On étudie également les quassinoïdes, extraits du quassia (Quassia amara), un arbre originaire de la Jamaïque.
Une spécialité anticancéreuse à base d’acronycine, obtenue à partir d’un arbuste australien, Sarcomelicope simplicifolia, fera bientôt l’objet d’essais cliniques en France.
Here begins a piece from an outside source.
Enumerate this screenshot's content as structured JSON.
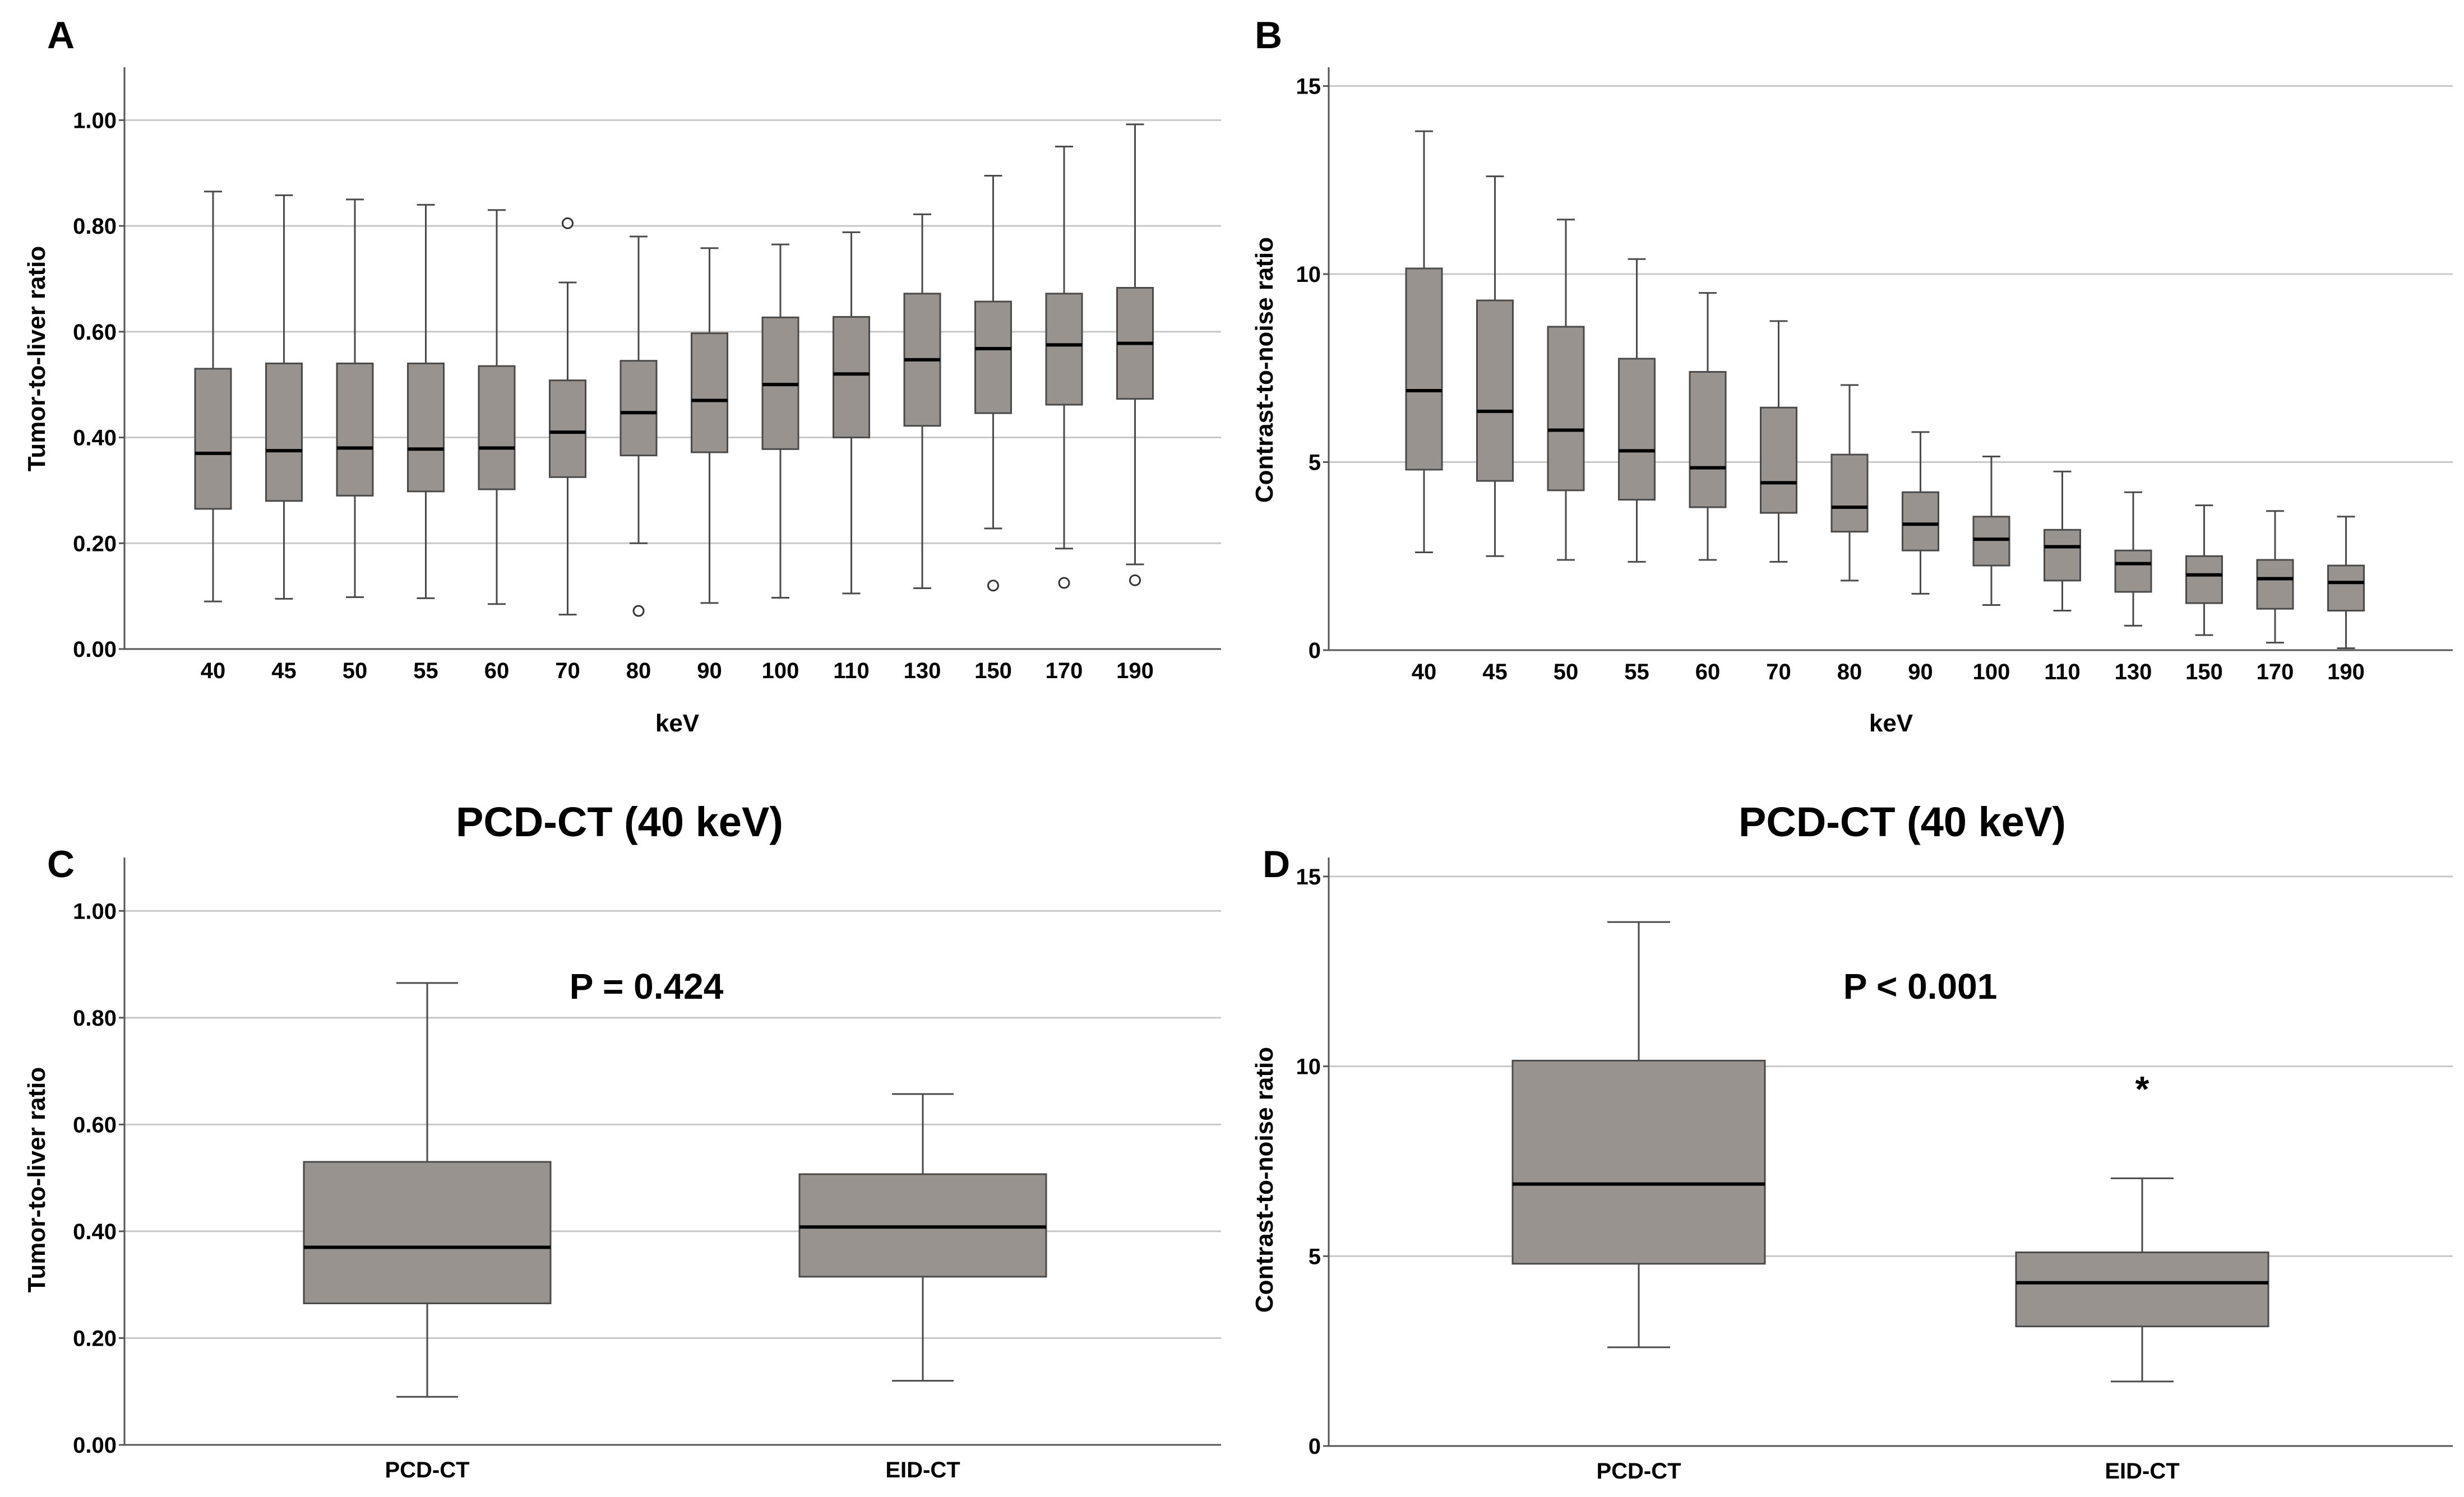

D’autres plantes pour guérir
Quel que soit le domaine thérapeutique, les végétaux ont permis, dans un passé très récent, de fantastiques avancées médicales. Ainsi, un champignon trouvé dans le sol norvégien a donné naissance à la ciclosporine, un médicament immunosuppresseur qui autorise les transplantations d’organes en évitant les phénomènes de rejet. À partir de l’igname sauvage, ou yam, on obtient la cortisone. On a découvert que le soja et l’agave avaient des effets œstrogéniques.
Les recherches concernant la lutte contre le sida et la stimulation de l’immunité ne ralentissent pas : de très nombreuses plantes ont été étudiées, et on poursuit les études sur l’écorce de platane, le pin blanc du Japon et la châtaigne australienne. Dans le traitement du diabète, on attend beaucoup de travaux en cours portant sur un champignon du Congo qui renfermerait un composé chimique agissant comme l’insuline.
La saga des médicaments issus des plantes se poursuit : une aventure qui exige du temps, de la persévérance et des moyens financiers, mais fait naître d’immenses espoirs.